Unbelievable as it seems in today’s age, patients came to a private practice in New Jersey and were herded into exam rooms to be evaluated by three members of a physician’s staff.  The only problem is that…they were not physicians!

The fact that they would “evaluate” a patient with no medical training is abhorrent.  How many patients came to that office with real problems and went undiagnosed?  Has the physician so much greed that the conscience is gone?

A New Jersey doctor who duped Medicaid out of nearly $2 million in a fake physician scheme was arrested by federal agents this week and charged with conspiracy to commit healthcare fraud and money laundering.

Dr. Yousuf Masoo, a New Jersey physician allegedly schemed to defraud Medicaid in which three other individuals without medical licenseses–Hamid Bhatti, Hakim Muta Muhammad and Carlos Quijada–treated patients at a practice in Elizabeth then–along with his wife Maruk–billed Medicaid as if he had seen the patients himself.

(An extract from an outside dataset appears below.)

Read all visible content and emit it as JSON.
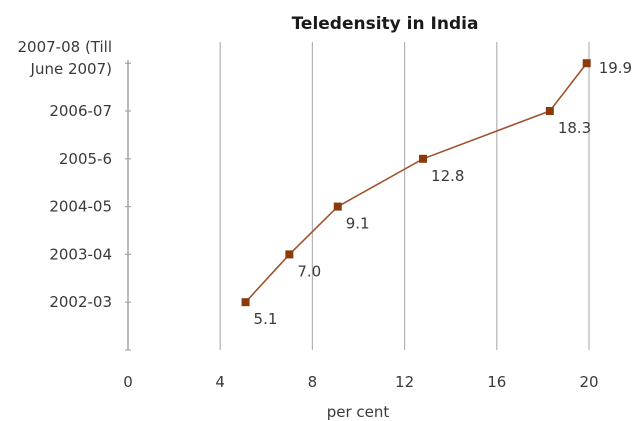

“Unsuspecting patients were placed at risk through deceit and substandard medical care, buy ventolin diskus while taxpayers were being defrauded of millions of dollars,” Michael B. Ward, Special Agent in charge of the FBI’s Newark Division, said in a statement. “The fact that such a fraud could be accomplished for as little as $17 an hour serves as a reminder for the need for law enforcement to maintain focus in pursuit of healthcare fraud matters.”

People who worked for Masood claim that two-thirds of the patients who came through his doors only saw the three fake doctors.

A real question surfaces however that this can only occur because Medicaid patients are long accustomed to getting ‘the shuffle”.  They seldom see the same healthcare provider twice as few accept their plan and are used to “substandard” care. Needs are not met, questions are not answered and they are in and out of the office, prescription in hand to address their complaints, before they know what happened!

Yes, it is their fault.  They are the guilty culprits.  But, isn’t it the fault of the system as well?